Der Totalbestand an Jungen hätte damit rund 280 Vögel betragen können. In einem normalen Jahr hätte bis zum Ausfliegen mit einem Abgang von 20 Prozent gerechnet werden müssen, sodass ungefähr 200 bis 230 junge Alpensegler ausgeflogen wären. Heute leben noch 3 Junge, und, ob diese zum Ausfliegen kommen ist sehr zweifelhaft. Diese, hier mit Zahlen belegte Tragödie wird sich in allen Alpenseglerkolonien und auch bei den Mauerseglern abgespielt haben. Im Bieltor fand ich einen Altvogel tot auf seinen zwei Eiern liegen; ich glaubte ihn zuerst noch brütend anzutreffen. Solche Ergebnisse reizen immer wieder zu Vergleichen. Im „Niethammer: Vogelkunde" ist in Bd. 2 page 45 eine Beobachtung von Hugues 1907 zit., nach welcher der Mauersegler zwanzig Tage ohne Futter leben könne (fasten, steht wörtlich). Mauer- und Alpenregler sind in ihrem Wesen so nahe verwandt, dass diese Beschreibung auch auf den Alpensegler zutreffen sollte Die Praxis dieses Jahres hat nicht gezeigt, dass Mauer- und Alpensegler solange ohne Futter bleiben konnten.

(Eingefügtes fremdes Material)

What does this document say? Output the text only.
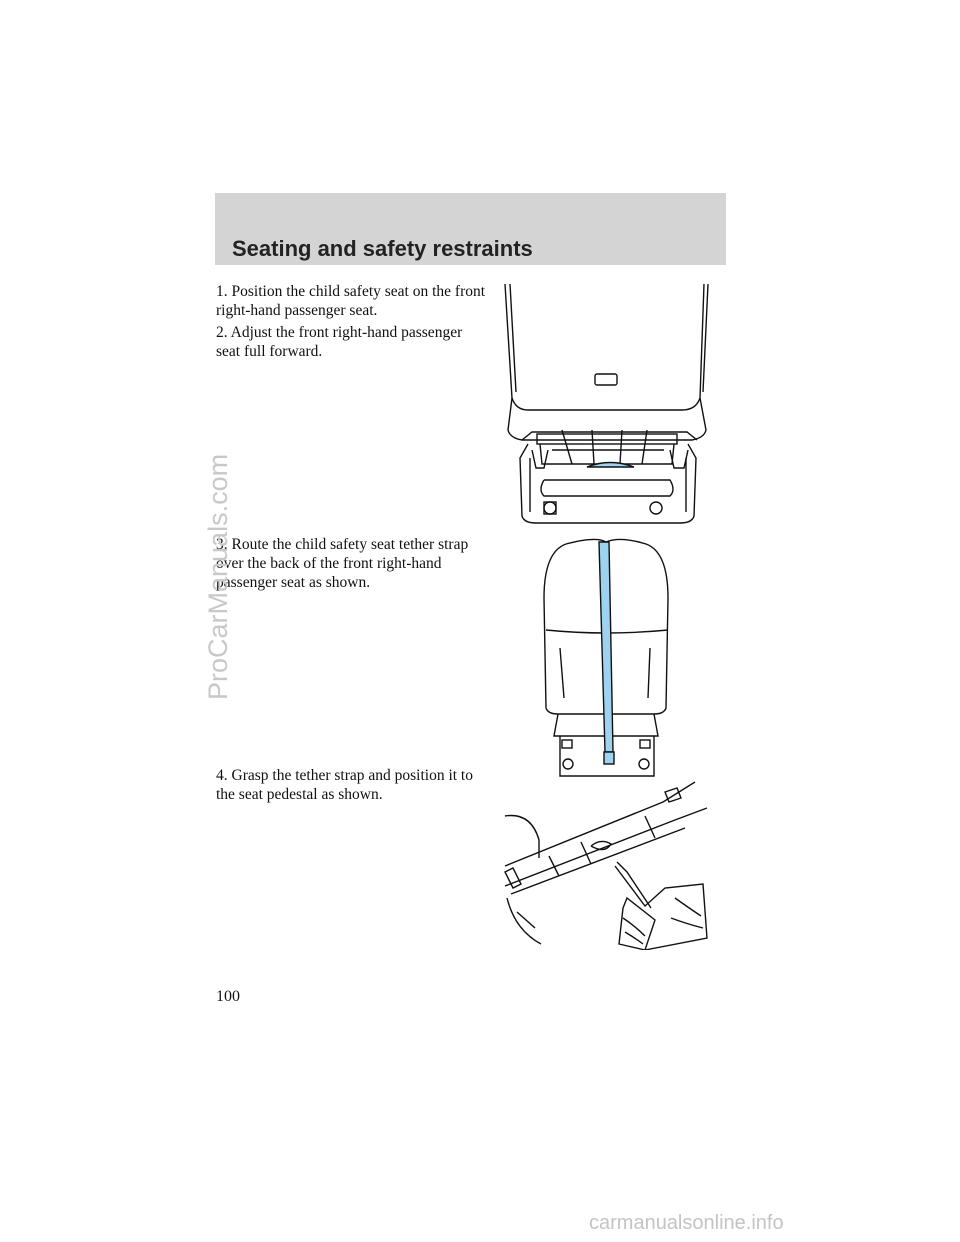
Seating and safety restraints

1. Position the child safety seat on the front right-hand passenger seat.

2. Adjust the front right-hand passenger seat full forward.

3. Route the child safety seat tether strap over the back of the front right-hand passenger seat as shown.

4. Grasp the tether strap and position it to the seat pedestal as shown.

100
ProCarManuals.com
carmanualsonline.info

Zum Schluss dieser Trauerbotschaft möchte ich noch etwas Positives berichten.

Bis zum Beginn der oben beschriebenen Katastrophe hatte ich Gelegenheit 89 Alpensegler im Bieltor und in der Jesuitenkirche zu kontrollieren. Davon sind 56 Individuen als Jungvögel beringt worden. Nachstehend das Ergebnis der Berechnung des Alters dieser als nestjung beringten Alpensegler.

1 Alpensegler beringt 1947 1 Jahr alt

4 " 1946 2 Jahre alt

6 " 1945 3 "

8 " 1944 4 "

5 " 1943 5 "

9 " 1942 6 "

4 " 1940 8 "

3 " 1939 9 "

1 " 1938 10 "

4 " 1937 11 "

4 " 1936 12 "

3 " 1935 13 "

2 " 1934 14 "

2 " 1932 16 "

Die beiden 16jährigen Kerle waren körperlich sehr gut beieinander, man sah ihnen das Alter nicht an. Damit soll über das erreichbare Alter der Alpensegler nicht abschliessend geurteilt werden, die später wiederholten Kontrollen werden bestimmt noch höhere Werte geben. Das Geburtsjahr der beiden alten Vögel war der Beginn meiner Untersuchungen am Alpensegler in Solothurn.

Abschliessend ist festzustellen, dass der diesjährige Misserfolg im Brutgeschäft den Weiterbestand der Kolonien kaum beeinflussen wird. Die Altsegler sind wieder gut im Schuss. Das bisherige Wetter der letzten vierzehn Tage hat dazu beigetragen. Da sie jetzt für die Brutpflege nicht in Anspruch genommen werden, haben sie Gelegenheit, sich zu erholen. Sie haben es notwendig, sie sind ausserordentlich abgemagert. Des Morgens und abends tollen sie um die Brutplätze und fliegen in die Kolonien ein, als ob sie füttern würden.